AI and the future of PR research

Those working in PR and comms may already be at the forefront of using AI, but what do they need to know about how market research is changing too? Over the next few years, new tools and techniques will revolutionise thought leadership research, and PRs need to keep pace to avoid being left behind. AI is reshaping how we collect, analyse, and present insights, creating opportunity and risk in equal measure. From debates around synthetic data to AI-written press releases, the question isn’t whether to use AI in research, but how to use it responsibly without compromising credibility or client reputation.

The role of synthetic data, artificial data designed to mimic real-world data, in research-driven PR campaigns is likely to be limited. While it can help model missing respondents or top up hard-to-reach audiences in survey, it’s unlikely that journalists will publish stories based solely on synthetic datasets, except in clearly experimental contexts.

Where researchers are using AI to add genuine value to PRs is in deeper analysis, stronger story development, and improved data quality.

Some key trends of AI and research together driving forward PR, that I believe will only grow in 2026 include:

AI-driven open-text analysis for newsworthy headlines

AI bringing the benefits of rich qualitative insights into quantitative survey scripts—achieving qual at scale. AI tools can analyse and quantify open-text responses, reducing reliance on rigid questions and allowing respondents to answer in their own words. This makes surveys more flexible, the responses more human, and often more revealing, making for more newsworthy headlines and deeper insights.

Conversational surveys for stronger storytelling

AI is also making surveys more conversational, with capabilities to probe respondents while the survey is live. This reduces missed story angles and captures context that would traditionally require follow-up qualitative work, resulting in data that supports stronger, more compelling storytelling.

Detecting bad respondents and protecting against reputational risk

Another area where AI is already proving invaluable is data quality. Identifying poor-quality respondents has long been a challenge, particularly in large online surveys. AI-driven tools that operate while surveys are live can detect poor-quality respondents through keystroke analysis, response pattern monitoring, and comprehension checks, transforming this process. They help ensure cleaner datasets, reduce fieldwork time, and remove the risk of publishing flawed findings. For PRs, this matters because in an LLM-first world, gaining coverage for research stories in top tier media only becomes more important for establishing trust and credibility.

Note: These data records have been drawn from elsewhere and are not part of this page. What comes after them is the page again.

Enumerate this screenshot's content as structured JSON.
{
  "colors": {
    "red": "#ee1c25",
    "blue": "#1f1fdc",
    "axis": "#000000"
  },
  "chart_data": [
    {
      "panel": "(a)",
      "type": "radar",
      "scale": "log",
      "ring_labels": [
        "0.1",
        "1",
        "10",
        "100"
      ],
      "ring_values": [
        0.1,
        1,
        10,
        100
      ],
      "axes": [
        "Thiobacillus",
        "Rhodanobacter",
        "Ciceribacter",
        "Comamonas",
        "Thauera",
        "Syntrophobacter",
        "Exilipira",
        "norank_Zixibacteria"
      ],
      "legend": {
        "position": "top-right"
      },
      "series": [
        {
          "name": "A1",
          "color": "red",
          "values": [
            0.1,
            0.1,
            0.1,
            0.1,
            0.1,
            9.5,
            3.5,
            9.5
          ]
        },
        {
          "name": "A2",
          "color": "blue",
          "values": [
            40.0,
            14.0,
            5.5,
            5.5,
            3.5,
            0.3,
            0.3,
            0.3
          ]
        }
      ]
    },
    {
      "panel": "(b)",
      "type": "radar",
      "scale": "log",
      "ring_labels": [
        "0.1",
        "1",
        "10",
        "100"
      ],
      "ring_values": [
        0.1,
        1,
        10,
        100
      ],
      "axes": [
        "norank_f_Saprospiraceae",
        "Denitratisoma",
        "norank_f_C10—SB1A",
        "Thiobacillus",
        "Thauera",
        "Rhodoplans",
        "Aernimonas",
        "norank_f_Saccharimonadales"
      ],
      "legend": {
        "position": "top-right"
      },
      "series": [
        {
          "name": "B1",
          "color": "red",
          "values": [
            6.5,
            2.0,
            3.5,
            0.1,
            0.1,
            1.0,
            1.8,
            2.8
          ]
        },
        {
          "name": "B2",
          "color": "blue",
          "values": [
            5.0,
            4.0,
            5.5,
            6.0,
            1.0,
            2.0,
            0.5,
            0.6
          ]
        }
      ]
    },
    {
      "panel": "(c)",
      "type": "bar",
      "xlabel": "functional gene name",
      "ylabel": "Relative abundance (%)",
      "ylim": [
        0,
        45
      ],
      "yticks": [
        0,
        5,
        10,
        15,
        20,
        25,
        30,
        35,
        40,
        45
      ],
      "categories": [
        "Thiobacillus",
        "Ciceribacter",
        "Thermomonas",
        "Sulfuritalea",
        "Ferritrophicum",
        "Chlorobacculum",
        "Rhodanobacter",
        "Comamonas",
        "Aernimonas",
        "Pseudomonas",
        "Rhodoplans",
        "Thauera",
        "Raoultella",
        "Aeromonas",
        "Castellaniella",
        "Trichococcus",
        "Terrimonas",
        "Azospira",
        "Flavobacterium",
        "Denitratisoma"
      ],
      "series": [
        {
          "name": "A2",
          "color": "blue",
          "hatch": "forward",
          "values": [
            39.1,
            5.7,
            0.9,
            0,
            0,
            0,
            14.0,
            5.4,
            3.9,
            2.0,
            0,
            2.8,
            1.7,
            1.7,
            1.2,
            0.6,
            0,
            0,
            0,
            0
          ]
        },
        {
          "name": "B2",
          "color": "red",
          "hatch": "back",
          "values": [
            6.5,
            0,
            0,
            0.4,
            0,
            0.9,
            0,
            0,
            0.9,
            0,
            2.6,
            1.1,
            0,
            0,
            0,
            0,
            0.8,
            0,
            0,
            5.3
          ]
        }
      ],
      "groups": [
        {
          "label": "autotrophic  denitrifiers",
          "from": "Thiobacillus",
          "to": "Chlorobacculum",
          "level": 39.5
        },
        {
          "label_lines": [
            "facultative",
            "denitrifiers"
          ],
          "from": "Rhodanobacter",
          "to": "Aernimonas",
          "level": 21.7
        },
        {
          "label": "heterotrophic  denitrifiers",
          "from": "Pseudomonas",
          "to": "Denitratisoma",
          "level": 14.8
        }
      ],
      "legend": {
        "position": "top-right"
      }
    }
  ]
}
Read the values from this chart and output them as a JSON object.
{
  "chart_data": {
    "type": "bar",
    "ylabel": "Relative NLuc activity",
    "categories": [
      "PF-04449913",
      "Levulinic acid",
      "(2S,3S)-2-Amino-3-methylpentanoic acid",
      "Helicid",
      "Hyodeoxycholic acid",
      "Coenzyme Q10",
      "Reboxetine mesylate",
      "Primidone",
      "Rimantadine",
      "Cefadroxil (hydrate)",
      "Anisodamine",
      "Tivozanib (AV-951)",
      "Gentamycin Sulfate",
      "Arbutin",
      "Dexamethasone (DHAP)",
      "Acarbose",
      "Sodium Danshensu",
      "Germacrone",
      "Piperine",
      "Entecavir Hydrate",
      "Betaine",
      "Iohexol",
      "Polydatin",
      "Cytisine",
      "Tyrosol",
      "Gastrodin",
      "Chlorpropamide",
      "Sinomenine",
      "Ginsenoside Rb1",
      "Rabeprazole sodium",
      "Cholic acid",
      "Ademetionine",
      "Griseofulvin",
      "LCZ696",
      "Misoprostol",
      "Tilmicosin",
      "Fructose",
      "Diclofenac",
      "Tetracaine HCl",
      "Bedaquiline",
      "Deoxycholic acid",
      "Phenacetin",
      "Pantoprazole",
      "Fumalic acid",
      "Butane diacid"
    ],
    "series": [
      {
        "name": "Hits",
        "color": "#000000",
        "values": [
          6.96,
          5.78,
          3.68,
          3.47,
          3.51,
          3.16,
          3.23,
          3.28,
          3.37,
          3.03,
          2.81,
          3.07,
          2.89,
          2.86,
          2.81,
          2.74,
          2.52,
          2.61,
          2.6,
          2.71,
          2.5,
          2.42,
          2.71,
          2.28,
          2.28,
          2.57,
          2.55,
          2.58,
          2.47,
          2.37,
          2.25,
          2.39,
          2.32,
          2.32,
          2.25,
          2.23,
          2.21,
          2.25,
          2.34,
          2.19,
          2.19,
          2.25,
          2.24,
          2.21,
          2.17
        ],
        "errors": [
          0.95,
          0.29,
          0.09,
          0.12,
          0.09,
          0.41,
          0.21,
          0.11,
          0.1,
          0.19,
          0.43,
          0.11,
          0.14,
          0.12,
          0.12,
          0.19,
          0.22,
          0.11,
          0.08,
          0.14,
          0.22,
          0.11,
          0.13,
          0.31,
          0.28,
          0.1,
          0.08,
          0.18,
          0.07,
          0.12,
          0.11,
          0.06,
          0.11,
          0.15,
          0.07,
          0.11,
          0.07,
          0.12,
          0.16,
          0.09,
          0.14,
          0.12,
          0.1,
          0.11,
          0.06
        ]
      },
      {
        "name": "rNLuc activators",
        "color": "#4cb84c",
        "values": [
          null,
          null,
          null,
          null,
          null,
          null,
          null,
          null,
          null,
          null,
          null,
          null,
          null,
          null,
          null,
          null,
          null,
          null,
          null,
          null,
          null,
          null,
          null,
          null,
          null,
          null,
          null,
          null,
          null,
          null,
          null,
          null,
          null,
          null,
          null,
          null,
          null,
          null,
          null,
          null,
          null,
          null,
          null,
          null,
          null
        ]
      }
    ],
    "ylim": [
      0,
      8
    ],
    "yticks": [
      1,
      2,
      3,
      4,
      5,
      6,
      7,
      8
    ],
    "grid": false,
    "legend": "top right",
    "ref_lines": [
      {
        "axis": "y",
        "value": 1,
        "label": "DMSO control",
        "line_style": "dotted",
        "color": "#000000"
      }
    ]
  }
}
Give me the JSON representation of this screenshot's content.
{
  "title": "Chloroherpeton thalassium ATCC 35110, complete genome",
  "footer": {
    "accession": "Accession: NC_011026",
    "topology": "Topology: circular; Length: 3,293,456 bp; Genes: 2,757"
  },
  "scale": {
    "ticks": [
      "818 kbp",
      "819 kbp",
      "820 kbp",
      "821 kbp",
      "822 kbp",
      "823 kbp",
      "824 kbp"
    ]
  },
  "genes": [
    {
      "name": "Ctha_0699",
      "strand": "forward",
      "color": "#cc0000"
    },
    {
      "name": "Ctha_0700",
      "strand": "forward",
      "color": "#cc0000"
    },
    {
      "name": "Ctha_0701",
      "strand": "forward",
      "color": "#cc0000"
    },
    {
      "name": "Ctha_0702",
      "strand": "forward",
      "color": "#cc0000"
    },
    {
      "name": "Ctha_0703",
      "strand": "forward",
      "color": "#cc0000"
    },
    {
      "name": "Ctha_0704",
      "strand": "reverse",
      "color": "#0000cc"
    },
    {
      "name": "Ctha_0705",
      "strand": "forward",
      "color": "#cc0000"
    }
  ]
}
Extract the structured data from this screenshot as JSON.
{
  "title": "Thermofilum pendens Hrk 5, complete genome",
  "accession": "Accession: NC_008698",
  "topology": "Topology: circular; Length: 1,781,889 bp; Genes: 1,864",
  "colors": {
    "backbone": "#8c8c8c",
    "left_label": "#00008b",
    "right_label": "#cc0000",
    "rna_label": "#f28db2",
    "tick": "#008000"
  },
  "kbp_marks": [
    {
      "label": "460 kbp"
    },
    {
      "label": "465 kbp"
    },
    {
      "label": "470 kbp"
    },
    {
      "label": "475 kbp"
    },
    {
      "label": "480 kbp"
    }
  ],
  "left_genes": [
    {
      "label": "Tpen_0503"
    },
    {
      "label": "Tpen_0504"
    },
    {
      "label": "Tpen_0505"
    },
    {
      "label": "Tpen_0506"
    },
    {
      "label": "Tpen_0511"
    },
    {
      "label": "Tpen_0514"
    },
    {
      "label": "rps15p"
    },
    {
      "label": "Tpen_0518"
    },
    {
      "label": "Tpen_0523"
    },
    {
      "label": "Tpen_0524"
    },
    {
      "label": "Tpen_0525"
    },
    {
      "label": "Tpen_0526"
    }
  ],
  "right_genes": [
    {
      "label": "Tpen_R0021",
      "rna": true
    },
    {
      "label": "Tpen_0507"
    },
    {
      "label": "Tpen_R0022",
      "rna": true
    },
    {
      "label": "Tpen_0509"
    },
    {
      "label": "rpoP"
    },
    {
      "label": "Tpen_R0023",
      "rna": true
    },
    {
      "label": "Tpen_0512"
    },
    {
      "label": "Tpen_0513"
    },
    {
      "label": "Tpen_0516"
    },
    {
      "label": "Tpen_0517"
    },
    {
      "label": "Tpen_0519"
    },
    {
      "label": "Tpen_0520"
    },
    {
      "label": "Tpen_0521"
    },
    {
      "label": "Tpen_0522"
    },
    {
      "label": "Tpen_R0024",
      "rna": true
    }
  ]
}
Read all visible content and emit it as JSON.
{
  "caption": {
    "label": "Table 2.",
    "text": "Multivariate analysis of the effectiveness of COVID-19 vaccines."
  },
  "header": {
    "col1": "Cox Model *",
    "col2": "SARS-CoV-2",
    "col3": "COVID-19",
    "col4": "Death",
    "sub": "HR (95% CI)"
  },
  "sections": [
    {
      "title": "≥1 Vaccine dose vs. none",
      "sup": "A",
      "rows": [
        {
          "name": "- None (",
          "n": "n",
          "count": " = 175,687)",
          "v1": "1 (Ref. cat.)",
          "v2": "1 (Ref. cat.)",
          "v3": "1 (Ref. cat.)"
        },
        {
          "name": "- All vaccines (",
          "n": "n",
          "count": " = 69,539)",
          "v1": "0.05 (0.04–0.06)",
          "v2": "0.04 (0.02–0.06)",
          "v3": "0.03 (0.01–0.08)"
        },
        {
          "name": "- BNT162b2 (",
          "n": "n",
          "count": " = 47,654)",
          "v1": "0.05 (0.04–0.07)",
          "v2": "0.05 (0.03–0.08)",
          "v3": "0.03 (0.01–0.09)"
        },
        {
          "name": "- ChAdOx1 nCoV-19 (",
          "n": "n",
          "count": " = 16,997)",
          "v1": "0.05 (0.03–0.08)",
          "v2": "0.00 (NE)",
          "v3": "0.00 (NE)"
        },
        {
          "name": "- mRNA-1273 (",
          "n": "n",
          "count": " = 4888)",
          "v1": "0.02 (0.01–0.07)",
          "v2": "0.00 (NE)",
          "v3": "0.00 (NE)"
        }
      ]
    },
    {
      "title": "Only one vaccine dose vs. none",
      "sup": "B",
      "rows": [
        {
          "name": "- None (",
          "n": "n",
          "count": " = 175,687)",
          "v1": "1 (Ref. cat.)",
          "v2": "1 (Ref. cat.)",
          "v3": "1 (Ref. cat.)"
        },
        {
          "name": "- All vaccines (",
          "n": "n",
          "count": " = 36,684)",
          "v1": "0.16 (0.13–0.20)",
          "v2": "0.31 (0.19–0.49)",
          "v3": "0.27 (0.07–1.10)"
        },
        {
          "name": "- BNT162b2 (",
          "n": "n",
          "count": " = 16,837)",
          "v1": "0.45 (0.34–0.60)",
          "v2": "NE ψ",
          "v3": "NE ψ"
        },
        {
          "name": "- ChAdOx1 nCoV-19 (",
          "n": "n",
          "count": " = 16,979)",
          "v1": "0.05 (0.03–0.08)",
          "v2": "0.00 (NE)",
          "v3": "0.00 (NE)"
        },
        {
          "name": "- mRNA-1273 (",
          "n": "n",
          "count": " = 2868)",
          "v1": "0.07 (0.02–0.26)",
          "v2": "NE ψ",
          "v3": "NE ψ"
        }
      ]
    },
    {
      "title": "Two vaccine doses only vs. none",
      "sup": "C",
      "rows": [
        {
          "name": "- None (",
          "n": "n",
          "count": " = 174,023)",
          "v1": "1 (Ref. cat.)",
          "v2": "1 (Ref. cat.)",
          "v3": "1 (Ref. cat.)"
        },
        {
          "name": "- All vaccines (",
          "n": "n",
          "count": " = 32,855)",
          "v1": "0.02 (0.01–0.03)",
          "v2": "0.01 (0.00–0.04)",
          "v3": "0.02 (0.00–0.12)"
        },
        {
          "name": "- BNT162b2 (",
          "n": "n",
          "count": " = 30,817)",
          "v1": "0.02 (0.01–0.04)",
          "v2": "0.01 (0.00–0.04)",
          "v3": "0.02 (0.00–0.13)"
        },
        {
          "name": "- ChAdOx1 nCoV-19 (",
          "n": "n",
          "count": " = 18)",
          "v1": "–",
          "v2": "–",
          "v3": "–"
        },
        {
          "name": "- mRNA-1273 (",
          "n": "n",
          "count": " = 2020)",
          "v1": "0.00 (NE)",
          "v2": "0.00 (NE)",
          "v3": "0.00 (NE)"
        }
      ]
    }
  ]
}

AI-powered data analysis for catching hidden insights

When it comes to analysis, AI can identify patterns that might otherwise be overlooked. For PR teams, this could mean spotting unexpected trends, a sharp contrast between stated attitudes and actual behaviour, or a subgroup whose views challenge the dominant narrative. These insights can also form the backbone of distinctive media stories.

However, usage of AI tools for data analysis should come with a few caveats. We have already caught some potentially embarrassing examples where analysis has been outsourced to an AI tool, resulting in wildly incorrect statistics and even confident answers to questions that were never asked in the survey. It is a useful reminder that AI can sound convincing while being completely wrong. So, when using AI to analyse data or draft press materials, 

PRs should follow a few core principles:

  1. Expertise matters. People with professional knowledge of research are far better equipped to ask the right questions and sense-check the answers an AI tool produces. If you would struggle to perform a task yourself, asking an AI to do it unsupervised is a big risk.
  2. Prompt writing matters. If it’s safe to use an AI tool, it’s worth noting that the way a prompt is framed can heavily influence AI output. Just like we do in a market research survey, avoid language that assumes a conclusion and aim for neutral wording that allows the data to speak.
  3. Verification is essential. Always test outputs by running tasks across different AI tools where possible to check the reliability of results and never rely on analysis you cannot confidently validate. This is where working closely with your research partner really matters. Every interpretation should be checked before publication.

At Opinium, we’re using AI to transform every stage of the research process and we’re building an AI-enabled agency with people at its core. We’re committed to using AI to enhance human skills and drive innovation for our clients — always guided by responsibility and rigour. We know many of our clients are transforming their PR workflows using AI and we’re doing the same with our researchers. Supplementing our respective skillsets and expertise with AI, we can work together to produce even more impactful thought leadership reports.